The Twists and Turns of the Brexit Saga vary from day-to-day as Britain faces the stark choice between an orderly or disorderly Brexit
As of today, there is still no agreement between the UK and the European Union Member States on the question of Brexit, this has been made significantly worse by the disturbing news of an intractable argument between the Prime Minister and Angela Merkel relating to the Irish question which has been widely reported as the “death” of Brexit negotiations with Angela Merkel commenting that it was overwhelmingly unlikely that a Brexit deal can be struck.
The bombshell turn of events is all the more surprising as it is not consistent with the German stance displayed hitherto. The European market, particularly Spain, forms a major part of the British economy and the UK can ill afford to lose Spanish trade. The relentless countdown to Brexit is causing considerable concern, even amongst businesses that have made every attempt to prepare for Brexit. There are steps that can be taken to mitigate the predicted queues at the border and no time should be lost to access the processes and procedures that will make a difference to export/import trade.
The British government has made available to businesses a raft of information on how to mitigate the additional procedures and tariffs that Brexit will impose, including obtaining a European Operators Registration and Identification (EORI) number for both importer and exporter, using third parties to assist with the Customs declaration, which can be an individual or an organisation such as freight forwarders or a Customs agent, as well as navigating through the Transitional Simplified Procedures developed by the HMRC to simplify and streamline Customs checks procedures for a period of one year after Brexit.
Our Lawyers in the Barcelona office, given our global perspective with offices throughout Europe and including London, can provide first-rate assistance to businesses who expect to be affected by Brexit and in particular to those who already have cross-border commercial relations with Spain and the UK, or want to embark on such a venture. Giambrone’s commercial lawyers can provide advice for a range of cross-border issues that have and will arise in relation to Brexit.
The deadline to negotiate an agreement is October 31, a mere few days away, leaves very little thinking time and the alternatives are clear, on one hand, an agreement between the UK and the EU would start a transition period until December 31, 2020, in order to make smoother the exit from the Union.

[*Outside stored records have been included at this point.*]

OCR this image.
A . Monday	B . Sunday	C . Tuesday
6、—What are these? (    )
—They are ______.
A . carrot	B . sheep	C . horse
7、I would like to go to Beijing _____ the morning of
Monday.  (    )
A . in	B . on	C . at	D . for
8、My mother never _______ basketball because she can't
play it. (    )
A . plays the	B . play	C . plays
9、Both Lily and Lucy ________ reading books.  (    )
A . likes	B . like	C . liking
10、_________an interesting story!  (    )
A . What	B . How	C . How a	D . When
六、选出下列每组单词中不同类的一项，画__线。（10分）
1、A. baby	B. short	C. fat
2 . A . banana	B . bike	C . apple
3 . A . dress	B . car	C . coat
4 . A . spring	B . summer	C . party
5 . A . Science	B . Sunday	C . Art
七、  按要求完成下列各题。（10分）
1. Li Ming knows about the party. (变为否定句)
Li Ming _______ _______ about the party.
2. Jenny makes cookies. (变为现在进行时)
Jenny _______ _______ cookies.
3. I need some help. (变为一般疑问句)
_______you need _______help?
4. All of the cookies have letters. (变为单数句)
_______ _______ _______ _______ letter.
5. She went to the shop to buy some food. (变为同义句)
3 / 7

On the other hand, in case of no agreement, there will not be a transition period and the UK would no longer be a Member State starting from November 1, 2019.

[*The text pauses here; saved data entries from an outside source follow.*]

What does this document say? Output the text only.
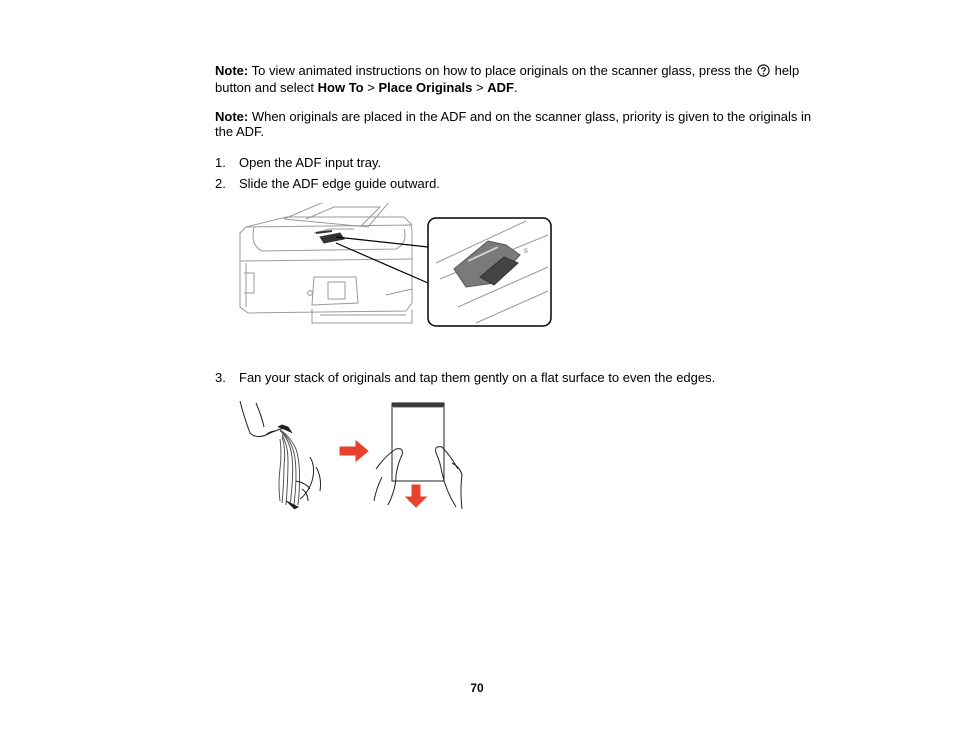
Note: To view animated instructions on how to place originals on the scanner glass, press the  help button and select How To > Place Originals > ADF.
Note: When originals are placed in the ADF and on the scanner glass, priority is given to the originals in the ADF.
1. Open the ADF input tray.
2. Slide the ADF edge guide outward.
III
3. Fan your stack of originals and tap them gently on a flat surface to even the edges.
70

From the Spanish point of view, things have not been very clear regarding the consequences of Brexit since the day after the referendum on June 23, 2016. Markets have been unstable, diplomatic tensions have risen between UK and the EU and it seems that also some those who voted for Brexit started to regret their choice, whilst others have become entrenched in achieving Brexit by any means regardless of the damaging consequences. Therefore, the core question for Spain of “How Brexit will affect our economy?” remains impossible to answer as the truth is that despite all the forecasts and predictions, nobody can be sure of what is really going to happen after Brexit simply because nothing quite like this has ever happened before.

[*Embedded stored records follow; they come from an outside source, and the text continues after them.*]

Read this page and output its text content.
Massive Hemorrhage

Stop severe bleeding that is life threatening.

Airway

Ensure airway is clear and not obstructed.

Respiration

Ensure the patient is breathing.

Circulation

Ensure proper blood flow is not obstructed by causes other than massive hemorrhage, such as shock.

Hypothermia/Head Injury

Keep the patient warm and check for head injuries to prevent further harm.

Our Lawyers in the Barcelona office, given Giambrone’s global perspective with offices throughout Europe and including London, can provide first-rate assistance to businesses who expect to be affected by Brexit and in particular to those who already have cross-border commercial relations or want to embark on such a venture.
There is a significant difference between selling goods within the EU or to/from a non-EU State. Brexit will make the UK a non-EU State, which means that a whole raft of European law will no longer apply between the UK and the other Member States. Consequently, doing business between UK and Spain will inevitably be more complicated after Brexit in terms of authorizations, licenses, customs and taxes such as VAT. All aspects of cross-border commercial dealings will be affected from 1 November should Brexit go ahead without a stay of execution.
It should be clearly recognised that after After Brexit the process of recognition and enforcement of judgments rendered in the UK will be significantly slower because every Member State will treat those judgments as a decision rendered by a non-EU State, which makes the above-mentioned process slower and also more complicated. Therefore, it is quite clear that a forum selection clause is a vital component to any contract and a poorly drafted clause could have a huge impact in a fast-paced economy such as the one Europe lives in.
The UK is Spain’s fifth biggest trading partner, representing 7% of all Spanish sales abroad and neither country wishes to lose that level of business.